In its first quarter earnings report for 2012, Apple announced that the iPhone had generated $24.42 billion in revenue. During the same quarter, Microsoft, once Apple’s fiercest competitor, announced $20.89 billion in revenue for the entire company. Meaning, that one single product in Apple’s incredibly in-demand line of goods generated more revenue than all of Microsoft’s products put together. How did Microsoft fall so far behind?

Stack Ranking Stifled Innovation

In the upcoming August issue of Vanity Fair, reporter Kurt Eichenwald investigates the lost promise of Microsoft, and discovers a management practice that, he contends, is at the root of Microsoft’s failure as a company.

Vanity Fair’s preview of the piece explains,

“Stack ranking—a program that forces every unit to declare a certain percentage of employees as top performers, good performers, average, and poor—effectively crippled Microsoft’s ability to innovate. Every current and former Microsoft employee I interviewed—every onecited stack ranking as the most destructive process inside of Microsoft, something that drove out untold numbers of employees.

Eichenwald paints a picture of the bureaucratic and stultifying office culture that has stalled Microsoft’s success. Its practice of stack ranking workers not only pits employees against each other, but also results in a top-down corporate culture, which often fails to recognize and nurture creative innovations.

Competition Versus Collaboration

Management practices like stack-ranking can place the power of the individual worker above the value of the team. If each worker is scrambling to prove that they are not in the bottom tier, the process of collaboration becomes strained. Creative teams will focus less on innovation and more on who deserves credit for what.

A former senior marketing manager at Microsoft said, “I see Microsoft as technology’s answer to Sears. In the 40s, 50s, and 60s, Sears had it nailed. It was top-notch, but now it’s just a barren wasteland. And that’s Microsoft. The company just isn’t cool anymore.”

Performance Anxiety

A study by a Virginia Tech Human Neuroimaging Laboratory found that status ranking in small groups can lead to dramatic underperformance within the group. Read Montague, who directs the Lab, said,

“We started with individuals who were matched for their IQ. Yet when we placed them in small groups, ranked their performance on cognitive tasks against their peers, and broadcast those rankings to them, we saw dramatic drops in the ability of some study subjects to solve problems. The social feedback had a significant effect.”

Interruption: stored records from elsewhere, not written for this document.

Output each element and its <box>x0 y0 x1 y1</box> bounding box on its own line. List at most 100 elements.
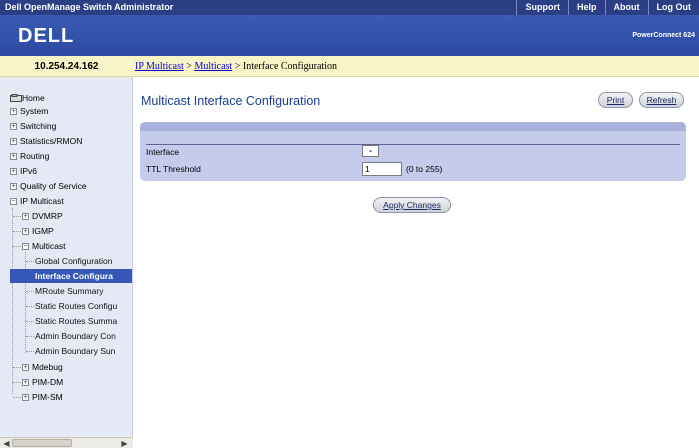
tree-line <box>13 382 21 383</box>
tree-line <box>26 351 34 352</box>
sidebar-nav: Home + System + Switching + Statistics/RMON… <box>0 77 133 437</box>
sidebar-item-multicast[interactable]: − Multicast <box>22 239 66 253</box>
sidebar-item-label: PIM-DM <box>32 377 64 387</box>
breadcrumb: IP Multicast > Multicast > Interface Con… <box>133 56 699 77</box>
tree-line <box>26 336 34 337</box>
sidebar-item-label: DVMRP <box>32 211 63 221</box>
support-link[interactable]: Support <box>516 0 568 15</box>
sidebar-item-routing[interactable]: + Routing <box>10 149 49 163</box>
top-bar: Dell OpenManage Switch Administrator Sup… <box>0 0 699 15</box>
sidebar-item-label: Mdebug <box>32 362 63 372</box>
sidebar-item-label: Admin Boundary Con <box>35 331 116 341</box>
sidebar-item-label: Admin Boundary Sun <box>35 346 116 356</box>
sidebar-item-label: Global Configuration <box>35 256 113 266</box>
scroll-left-icon[interactable]: ◀ <box>2 439 11 448</box>
sidebar-item-statistics-rmon[interactable]: + Statistics/RMON <box>10 134 82 148</box>
sidebar-item-ipv6[interactable]: + IPv6 <box>10 164 37 178</box>
panel-header-strip <box>140 122 686 131</box>
sidebar-item-label: Static Routes Configu <box>35 301 118 311</box>
breadcrumb-current: Interface Configuration <box>242 61 337 72</box>
sidebar-item-label: IGMP <box>32 226 54 236</box>
scroll-right-icon[interactable]: ▶ <box>120 439 129 448</box>
collapse-icon[interactable]: − <box>10 198 17 205</box>
about-link[interactable]: About <box>604 0 648 15</box>
sidebar-item-pim-sm[interactable]: + PIM-SM <box>22 390 63 404</box>
sidebar-item-interface-configuration[interactable]: Interface Configura <box>10 269 132 283</box>
breadcrumb-separator: > <box>232 61 243 72</box>
print-button[interactable]: Print <box>598 92 633 108</box>
expand-icon[interactable]: + <box>22 213 29 220</box>
sidebar-item-label: Home <box>22 93 45 103</box>
expand-icon[interactable]: + <box>22 228 29 235</box>
tree-line <box>26 291 34 292</box>
sidebar-item-label: Routing <box>20 151 50 161</box>
expand-icon[interactable]: + <box>10 123 17 130</box>
sidebar-item-label: System <box>20 106 49 116</box>
sidebar-item-admin-boundary-summary[interactable]: Admin Boundary Sun <box>35 344 115 358</box>
tree-line <box>13 397 21 398</box>
sidebar-item-dvmrp[interactable]: + DVMRP <box>22 209 63 223</box>
sidebar-item-label: Quality of Service <box>20 181 87 191</box>
expand-icon[interactable]: + <box>10 108 17 115</box>
breadcrumb-link-ip-multicast[interactable]: IP Multicast <box>135 61 184 72</box>
dell-logo-text: DELL <box>18 25 74 46</box>
expand-icon[interactable]: + <box>10 153 17 160</box>
sidebar-horizontal-scrollbar[interactable]: ◀ ▶ <box>0 437 133 448</box>
expand-icon[interactable]: + <box>10 183 17 190</box>
sidebar-item-label: Statistics/RMON <box>20 136 83 146</box>
ttl-threshold-input[interactable] <box>362 162 402 176</box>
tree-line <box>26 321 34 322</box>
sidebar-item-mdebug[interactable]: + Mdebug <box>22 360 63 374</box>
log-out-link[interactable]: Log Out <box>647 0 699 15</box>
sidebar-item-static-routes-summary[interactable]: Static Routes Summa <box>35 314 117 328</box>
sidebar-item-global-configuration[interactable]: Global Configuration <box>35 254 113 268</box>
breadcrumb-link-multicast[interactable]: Multicast <box>194 61 232 72</box>
page-title: Multicast Interface Configuration <box>141 94 321 108</box>
header-band: DELL PowerConnect 624 <box>0 15 699 56</box>
sidebar-item-home[interactable]: Home <box>10 91 45 105</box>
ttl-range-hint: (0 to 255) <box>406 164 443 174</box>
sidebar-item-quality-of-service[interactable]: + Quality of Service <box>10 179 87 193</box>
sidebar-item-switching[interactable]: + Switching <box>10 119 56 133</box>
chevron-down-icon[interactable]: ⌄ <box>368 147 374 154</box>
refresh-button[interactable]: Refresh <box>639 92 684 108</box>
sidebar-item-mroute-summary[interactable]: MRoute Summary <box>35 284 104 298</box>
expand-icon[interactable]: + <box>10 138 17 145</box>
expand-icon[interactable]: + <box>10 168 17 175</box>
sidebar-item-static-routes-configuration[interactable]: Static Routes Configu <box>35 299 117 313</box>
tree-line <box>13 246 21 247</box>
expand-icon[interactable]: + <box>22 364 29 371</box>
app-title: Dell OpenManage Switch Administrator <box>5 2 174 12</box>
tree-line <box>13 367 21 368</box>
product-name: PowerConnect 624 <box>632 32 695 39</box>
home-icon <box>10 94 22 102</box>
sidebar-item-system[interactable]: + System <box>10 104 48 118</box>
sidebar-item-ip-multicast[interactable]: − IP Multicast <box>10 194 64 208</box>
tree-line <box>26 306 34 307</box>
sidebar-item-label: Multicast <box>32 241 66 251</box>
sidebar-item-label: IPv6 <box>20 166 38 176</box>
sidebar-item-admin-boundary-configuration[interactable]: Admin Boundary Con <box>35 329 116 343</box>
collapse-icon[interactable]: − <box>22 243 29 250</box>
help-link[interactable]: Help <box>567 0 605 15</box>
interface-select[interactable]: ⌄ <box>362 145 379 157</box>
breadcrumb-separator: > <box>183 61 195 72</box>
sidebar-item-label: Static Routes Summa <box>35 316 118 326</box>
scrollbar-thumb[interactable] <box>12 439 72 447</box>
dell-logo: DELL <box>18 25 74 46</box>
interface-label: Interface <box>146 147 180 157</box>
apply-changes-button[interactable]: Apply Changes <box>373 197 451 213</box>
expand-icon[interactable]: + <box>22 379 29 386</box>
sidebar-item-igmp[interactable]: + IGMP <box>22 224 54 238</box>
sidebar-item-label: MRoute Summary <box>35 286 104 296</box>
expand-icon[interactable]: + <box>22 394 29 401</box>
ip-address: 10.254.24.162 <box>0 56 133 77</box>
sidebar-item-label: Switching <box>20 121 57 131</box>
form-divider <box>146 144 680 145</box>
sidebar-item-label: PIM-SM <box>32 392 63 402</box>
top-links: Support Help About Log Out <box>516 0 699 15</box>
sidebar-item-pim-dm[interactable]: + PIM-DM <box>22 375 63 389</box>
tree-line <box>13 231 21 232</box>
sidebar-item-label: IP Multicast <box>20 196 64 206</box>
tree-line <box>25 252 26 353</box>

Though some of the study’s high performers thrived under the pressure, very few of them were women. The study reported,

“Neither age nor ethnicity showed a significant correlation with performance or brain responses. A significant pattern did emerge along gender lines, however. Although male and female participants had the same baseline IQ, significantly fewer women (3 of 13) were in the high-performing group and significantly more (10 of 13) fell into the low-performing group.”

The report did not go on to draw fundamental conclusions about how women perform in a hyper-comparative environment, but it is worth noting that, at least in this study, women did not thrive under these conditions.

Both the Microsoft case and the Virginia Tech study raise the question: by placing so much emphasis on status and competition, how many companies are alienating the intelligence and talents of the vast majority of their workforce?